In the 1980's a lot of little towns, including in New York state where I'm from, had economies anchored by manufacturing plants. Paper products, digital electronics, Levi's jeans; to name a few. These places, too remote from major cities and seaports to be tourist economies, bled factories during the eighties, when it became cheaper for American corporations to run their operations on foreign soil and pay workers in other countries pennies a day, with no benefits and no OSHA health and safety laws to comply with. Companies moved their plants to Mexico, and when Vietnamese labor turned out to be cheaper, the same companies abandoned Mexico, and moved to Vietnam, or Jordan, or Bangladesh. For global corporations, borders are no deterrent. But you already knew this, right?

I don't need to retell you the story of Detroit and the auto industry.
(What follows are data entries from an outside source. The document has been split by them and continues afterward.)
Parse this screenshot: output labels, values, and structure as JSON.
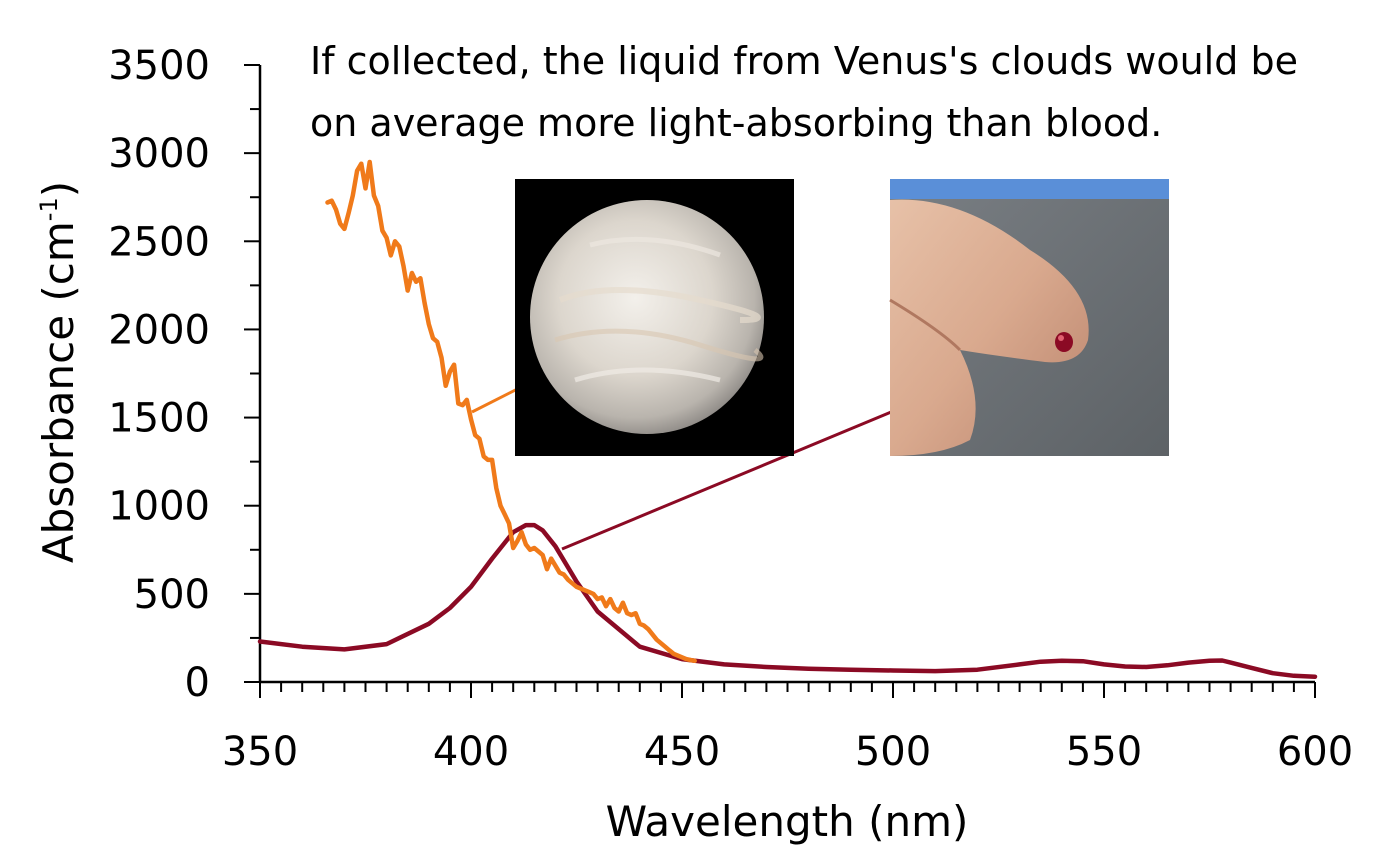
{
  "chart_data": {
    "type": "line",
    "title": "",
    "annotation": {
      "line1": "If collected, the liquid from Venus's clouds would be",
      "line2": "on average more light-absorbing than blood."
    },
    "xlabel": "Wavelength (nm)",
    "ylabel_main": "Absorbance (cm",
    "ylabel_sup": "-1",
    "ylabel_close": ")",
    "xlim": [
      350,
      600
    ],
    "ylim": [
      0,
      3500
    ],
    "xticks": [
      350,
      400,
      450,
      500,
      550,
      600
    ],
    "yticks": [
      0,
      500,
      1000,
      1500,
      2000,
      2500,
      3000,
      3500
    ],
    "x_minor_step": 5,
    "y_minor_step": 250,
    "grid": false,
    "series": [
      {
        "color": "#F07A1A",
        "x": [
          366,
          367,
          368,
          369,
          370,
          371,
          372,
          373,
          374,
          375,
          376,
          377,
          378,
          379,
          380,
          381,
          382,
          383,
          384,
          385,
          386,
          387,
          388,
          389,
          390,
          391,
          392,
          393,
          394,
          395,
          396,
          397,
          398,
          399,
          400,
          401,
          402,
          403,
          404,
          405,
          406,
          407,
          408,
          409,
          410,
          411,
          412,
          413,
          414,
          415,
          416,
          417,
          418,
          419,
          420,
          421,
          422,
          423,
          424,
          425,
          426,
          427,
          428,
          429,
          430,
          431,
          432,
          433,
          434,
          435,
          436,
          437,
          438,
          439,
          440,
          441,
          442,
          443,
          444,
          445,
          446,
          447,
          448,
          449,
          450,
          451,
          452,
          453
        ],
        "y": [
          2720,
          2730,
          2680,
          2600,
          2570,
          2660,
          2760,
          2900,
          2940,
          2800,
          2950,
          2760,
          2700,
          2560,
          2520,
          2420,
          2500,
          2470,
          2360,
          2220,
          2320,
          2270,
          2290,
          2150,
          2030,
          1950,
          1930,
          1840,
          1680,
          1760,
          1800,
          1580,
          1570,
          1600,
          1490,
          1400,
          1380,
          1280,
          1260,
          1260,
          1100,
          1000,
          950,
          900,
          760,
          800,
          850,
          780,
          750,
          760,
          740,
          720,
          640,
          700,
          660,
          620,
          610,
          580,
          560,
          540,
          530,
          520,
          510,
          500,
          470,
          480,
          430,
          470,
          420,
          400,
          450,
          390,
          380,
          390,
          330,
          320,
          300,
          270,
          240,
          220,
          200,
          180,
          160,
          150,
          140,
          130,
          125,
          120
        ]
      },
      {
        "color": "#8B0A24",
        "x": [
          350,
          360,
          370,
          380,
          390,
          395,
          400,
          405,
          410,
          413,
          415,
          417,
          420,
          425,
          430,
          440,
          450,
          460,
          470,
          480,
          490,
          500,
          510,
          520,
          530,
          535,
          540,
          545,
          550,
          555,
          560,
          565,
          570,
          575,
          578,
          580,
          585,
          590,
          595,
          600
        ],
        "y": [
          230,
          200,
          185,
          215,
          330,
          420,
          540,
          700,
          850,
          890,
          890,
          860,
          770,
          570,
          400,
          200,
          130,
          100,
          85,
          75,
          70,
          65,
          62,
          70,
          100,
          115,
          120,
          118,
          100,
          88,
          85,
          95,
          110,
          120,
          122,
          110,
          80,
          50,
          35,
          30
        ]
      }
    ]
  }
}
A one world economy needs a one world set of worker protections. Health and safety standards, and wages people can live on without resorting to credit cards. What corporations do to workers in Vietnam, Bagladesh, and Jordan today, they will do to American workers tomorrow. In some cases, they already have. Tell your representatives you support these bills, and support your fellow workers, wherever in the world they may be. An injury to one is an injury to all.